The enchantment of libraries persisted. I went to university in the Midlands, and discovered an open-shelf treasure house that offered everything from V.S. Pritchett’s short stories to obscure works by the Beats, Lorca, and Burton’s rare translation of the Arabian Nights. None of this was on my syllabus – I endured two months of pointless misery, trying to read law, before switching to a history degree – but that didn’t matter. I was after an education; I got one. Or rather, I started on one. The more you read, the more you realise how little you’ve read.

That came home to me when I started working at the Bodleian Library. Not to experience its spell is, I think, impossible: you seem to inhabit a vast, hushed pavilion of ivory stone, which floats at one remove from the crowded lanes around it in Oxford city centre. But for a reader, its stacks are mania made visible. The gorgeous architecture is just a penthouse. Under it lie five floors of subterranean shelves, some 90 miles in total, holding not only every book you’ve ever read, but also all the ones you’ve never read and never will. You see where Jorge Luis Borges, a librarian himself, got his inspiration. Standing in the midst of the Bodleian’s shelving, it’s easy to imagine that the stacks stretch to infinity, as in Borges’s story “The Library of Babel,” and that their volumes capture every conceivable combination of letters – including this article. It’s said that the ancient library at Alexandria had a motto carved on its wall: “The Place of the Cure of the Soul.” Underground in Bodley, you might well think the opposite. This would be an easy place to go mad.

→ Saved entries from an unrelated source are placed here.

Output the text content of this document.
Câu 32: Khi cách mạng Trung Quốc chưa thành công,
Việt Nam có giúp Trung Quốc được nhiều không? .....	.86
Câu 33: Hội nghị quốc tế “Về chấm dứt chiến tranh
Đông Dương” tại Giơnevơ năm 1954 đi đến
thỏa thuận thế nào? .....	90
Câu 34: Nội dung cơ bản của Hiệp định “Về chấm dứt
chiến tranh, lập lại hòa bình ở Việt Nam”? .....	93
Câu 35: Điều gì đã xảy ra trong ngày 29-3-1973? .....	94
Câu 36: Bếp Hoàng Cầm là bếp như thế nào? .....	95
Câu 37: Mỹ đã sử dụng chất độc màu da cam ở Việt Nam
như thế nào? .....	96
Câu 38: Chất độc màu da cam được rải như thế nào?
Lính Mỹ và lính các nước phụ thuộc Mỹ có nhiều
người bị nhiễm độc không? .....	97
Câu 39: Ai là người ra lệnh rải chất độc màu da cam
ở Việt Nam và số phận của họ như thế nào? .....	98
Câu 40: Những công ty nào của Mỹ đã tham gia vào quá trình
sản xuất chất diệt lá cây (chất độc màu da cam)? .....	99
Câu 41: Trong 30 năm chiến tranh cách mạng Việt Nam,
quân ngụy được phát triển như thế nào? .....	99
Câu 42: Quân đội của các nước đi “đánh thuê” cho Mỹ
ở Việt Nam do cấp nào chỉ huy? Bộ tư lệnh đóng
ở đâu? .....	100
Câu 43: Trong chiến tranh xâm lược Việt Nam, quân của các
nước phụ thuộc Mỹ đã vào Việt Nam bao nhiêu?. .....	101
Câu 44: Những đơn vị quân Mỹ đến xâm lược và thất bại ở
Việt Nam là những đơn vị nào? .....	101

All of which helps to explain the lasting mystery of libraries, even with the “gimmethat” reach of the Internet. Good libraries are zones outside the mundane. They show you what you never imagined. They can put you in touch with the dead voices, take you to imaginary or vanished places: as in séance, you’re suddenly on those extraordinary blue lawns Fitzgerald glimpsed after dark at ‘20s society parties, or at Einstein’s elbow as he writes, very carefully, for the first time, “E=mc²”. Libraries are time travel on the cheap. But more than that, those ordered books on quiet shelves order ourselves in their turn, and help us keep our small intelligence in perspective: for, as an 18th century rabbi once noted, no matter how many books we absorb in our life, we have not yet truly read the first page.